La bienveillance a été peu à peu érigée comme une vertu cardinale incontournable dans l’environnement de travail, vantée et revendiquée. Dans le même temps, la digitalisation des entreprises et des métiers s’est accompagnée d’exigences toujours plus élevées vis-à-vis des collaborateurs en termes de performances, d’optimisation du temps et de disponibilité. Autant de pratiques qui contribuent à augmenter le niveau de stress et de souffrance au travail chez les salariés. L’instauration de ce double discours génère des effets désastreux sur l’engagement et invite à réinterroger la place prise par la bienveillance en entreprise.

La solution ? Ne pas clamer haut et fort des valeurs si l’on n’est pas (encore) prêt à les appliquer concrètement, pour ne pas risquer d’aggraver encore plus le décalage entre le discours officiel (celui prôné en extérieur dans le cadre de la marque employeur) et la réalité vécue par les collaborateurs. Ce serait prendre le risque de discréditer la parole de l’entreprise et d’éreinter encore plus les salariés, qui restent les mieux placés pour juger de l’adéquation entre les discours et la réalité.

Lever les freins organisationnels

Aussi séduisante soit-elle, la bienveillance en entreprise ne se décrète pas. Elle se prépare et se vit à travers des actes concrets. C’est ainsi qu’elle montrera réellement ses effets positifs. Comment passer concrètement du discours aux actes ?
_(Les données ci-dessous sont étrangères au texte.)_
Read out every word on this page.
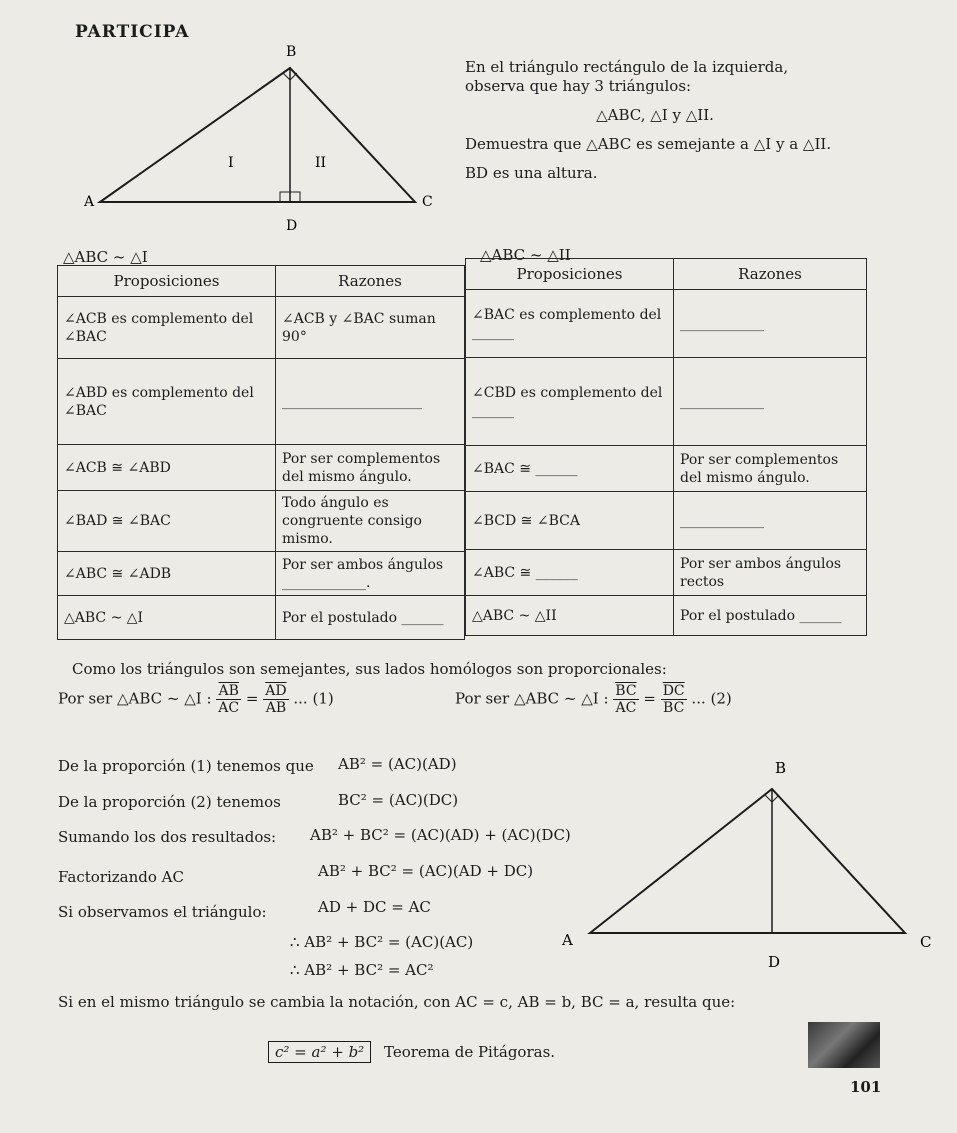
PARTICIPA
B
A	C
D
I	II

En el triángulo rectángulo de la izquierda, observa que hay 3 triángulos:

△ABC, △I y △II.

Demuestra que △ABC es semejante a △I y a △II.

BD es una altura.

△ABC ~ △I	△ABC ~ △II
Proposiciones	Razones
∠ACB es complemento del ∠BAC	∠ACB y ∠BAC suman 90°
∠ABD es complemento del ∠BAC	____________________
∠ACB ≅ ∠ABD	Por ser complementos del mismo ángulo.
∠BAD ≅ ∠BAC	Todo ángulo es congruente consigo mismo.
∠ABC ≅ ∠ADB	Por ser ambos ángulos ____________.
△ABC ~ △I	Por el postulado ______
Proposiciones	Razones
∠BAC es complemento del ______	____________
∠CBD es complemento del ______	____________
∠BAC ≅ ______	Por ser complementos del mismo ángulo.
∠BCD ≅ ∠BCA	____________
∠ABC ≅ ______	Por ser ambos ángulos rectos
△ABC ~ △II	Por el postulado ______
Como los triángulos son semejantes, sus lados homólogos son proporcionales:
Por ser △ABC ~ △I : $\frac{\overline{AB}}{AC} = \frac{\overline{AD}}{AB}$ ... (1)	Por ser △ABC ~ △I : $\frac{\overline{BC}}{AC} = \frac{\overline{DC}}{BC}$ ... (2)
De la proporción (1) tenemos que AB² = (AC)(AD)
De la proporción (2) tenemos	BC² = (AC)(DC)
Sumando los dos resultados: AB² + BC² = (AC)(AD) + (AC)(DC)
Factorizando AC	AB² + BC² = (AC)(AD + DC)
Si observamos el triángulo:	AD + DC = AC
∴ AB² + BC² = (AC)(AC)
∴ AB² + BC² = AC²
B
A	C
D
Si en el mismo triángulo se cambia la notación, con AC = c, AB = b, BC = a, resulta que:
c² = a² + b² Teorema de Pitágoras.
101
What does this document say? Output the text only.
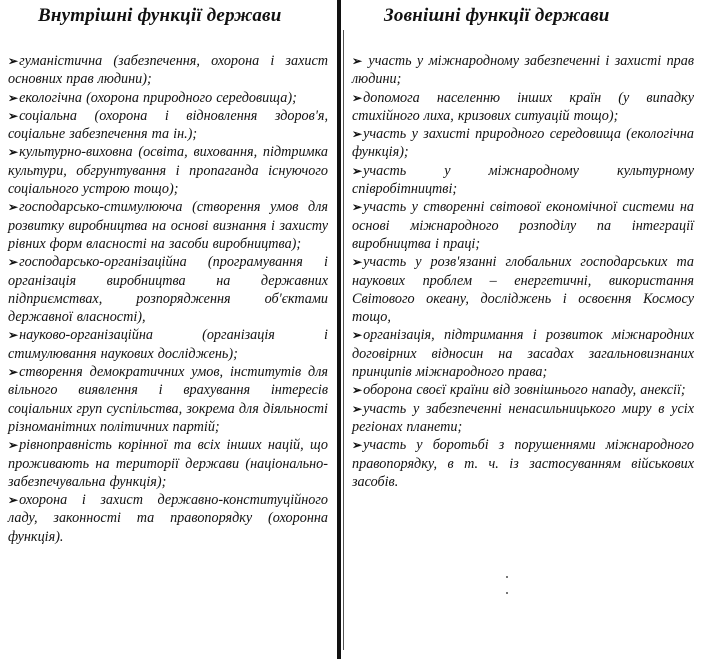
Внутрішні функції держави	Зовнішні функції держави

➢гуманістична (забезпечення, охорона і захист основних прав людини);

➢екологічна (охорона природного середовища);

➢соціальна (охорона і відновлення здоров'я, соціальне забезпечення та ін.);

➢культурно-виховна (освіта, виховання, підтримка культури, обгрунтування і пропаганда існуючого соціального устрою тощо);

➢господарсько-стимулююча (створення умов для розвитку виробництва на основі визнання і захисту рівних форм власності на засоби виробництва);

➢господарсько-організаційна (програмування і організація виробництва на державних підприємствах, розпорядження об'єктами державної власності),

➢науково-організаційна (організація і стимулювання наукових досліджень);

➢створення демократичних умов, інститутів для вільного виявлення і врахування інтересів соціальних груп суспільства, зокрема для діяльності різноманітних політичних партій;

➢рівноправність корінної та всіх інших націй, що проживають на території держави (національно-забезпечувальна функція);

➢охорона і захист державно-конституційного ладу, законності та правопорядку (охоронна функція).

➢ участь у міжнародному забезпеченні і захисті прав людини;

➢допомога населенню інших країн (у випадку стихійного лиха, кризових ситуацій тощо);

➢участь у захисті природного середовища (екологічна функція);

➢участь у міжнародному культурному співробітництві;

➢участь у створенні світової економічної системи на основі міжнародного розподілу па інтеграції виробництва і праці;

➢участь у розв'язанні глобальних господарських та наукових проблем – енергетичні, використання Світового океану, досліджень і освоєння Космосу тощо,

➢організація, підтримання і розвиток міжнародних договірних відносин на засадах загальновизнаних принципів міжнародного права;

➢оборона своєї країни від зовнішнього нападу, анексії;

➢участь у забезпеченні ненасильницького миру в усіх регіонах планети;

➢участь у боротьбі з порушеннями міжнародного правопорядку, в т. ч. із застосуванням військових засобів.
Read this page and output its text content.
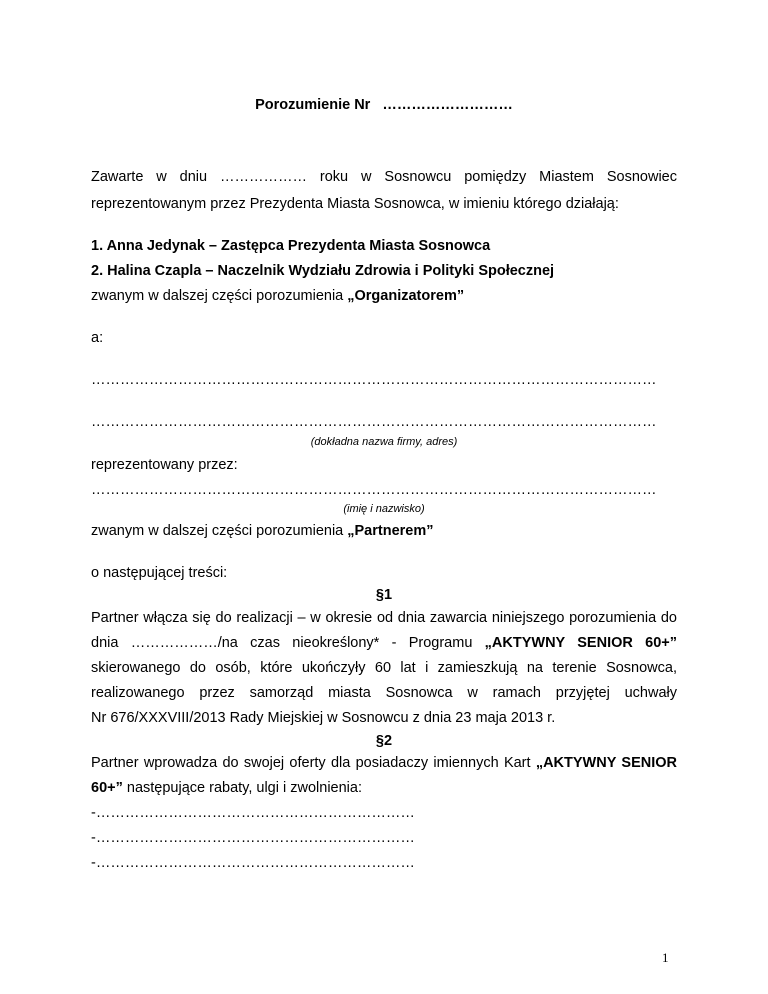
Porozumienie Nr ………………………
Zawarte w dniu ……………… roku w Sosnowcu pomiędzy Miastem Sosnowiec
reprezentowanym przez Prezydenta Miasta Sosnowca, w imieniu którego działają:
1. Anna Jedynak – Zastępca Prezydenta Miasta Sosnowca
2. Halina Czapla – Naczelnik Wydziału Zdrowia i Polityki Społecznej
zwanym w dalszej części porozumienia „Organizatorem”
a:
………………………………………………………………………………………………………
………………………………………………………………………………………………………
(dokładna nazwa firmy, adres)
reprezentowany przez:
………………………………………………………………………………………………………
(imię i nazwisko)
zwanym w dalszej części porozumienia „Partnerem”
o następującej treści:
§1
Partner włącza się do realizacji – w okresie od dnia zawarcia niniejszego porozumienia do
dnia ………………/na czas nieokreślony* - Programu „AKTYWNY SENIOR 60+”
skierowanego do osób, które ukończyły 60 lat i zamieszkują na terenie Sosnowca,
realizowanego przez samorząd miasta Sosnowca w ramach przyjętej uchwały
Nr 676/XXXVIII/2013 Rady Miejskiej w Sosnowcu z dnia 23 maja 2013 r.
§2
Partner wprowadza do swojej oferty dla posiadaczy imiennych Kart „AKTYWNY SENIOR
60+” następujące rabaty, ulgi i zwolnienia:
-…………………………………………………………
-…………………………………………………………
-…………………………………………………………
1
L’une des premières conditions est d’inciter les services des ressources humaines et DRH à se saisir du sujet et à intégrer cette question dans la politique de formation de l’entreprise. Questionner les pratiques managériales ne se fait pas en un jour. Sensibiliser les managers aux pratiques du management bienveillant, les encourager à instaurer davantage de confiance et à réduire leur contrôle, fluidifier les processus internes, mettre en place des structures à même de favoriser la bienveillance… Autant d’éléments nécessaires pour faire de la bienveillance un réel levier de performance et d’engagement.

Il s’agit d’une démarche de long terme et qui nécessite une implication forte (pour ne pas dire exemplaire) de l’équipe dirigeante, voire une nouvelle organisation du travail. Le management bienveillant peut difficilement trouver à s’épanouir dans une organisation très hiérarchisée et laissant peu de place à la liberté d’action individuelle. Le chemin est long (surtout quand il s’agit de refondre une culture d’entreprise peu encline au changement), mais les entreprises comme les salariés ont tout à gagner dans ce genre de démarche.

Favoriser la performance en remettant l’humain au centre de l’entreprise : l’intention est louable et ambitieuse. La bienveillance en entreprise peut tout à fait y répondre, à condition d’être vécue et incarnée concrètement et de manière authentique. Simple transition vers un modèle managérial plus vertueux ou petite révolution dans les pratiques managériales ? Les salariés trancheront.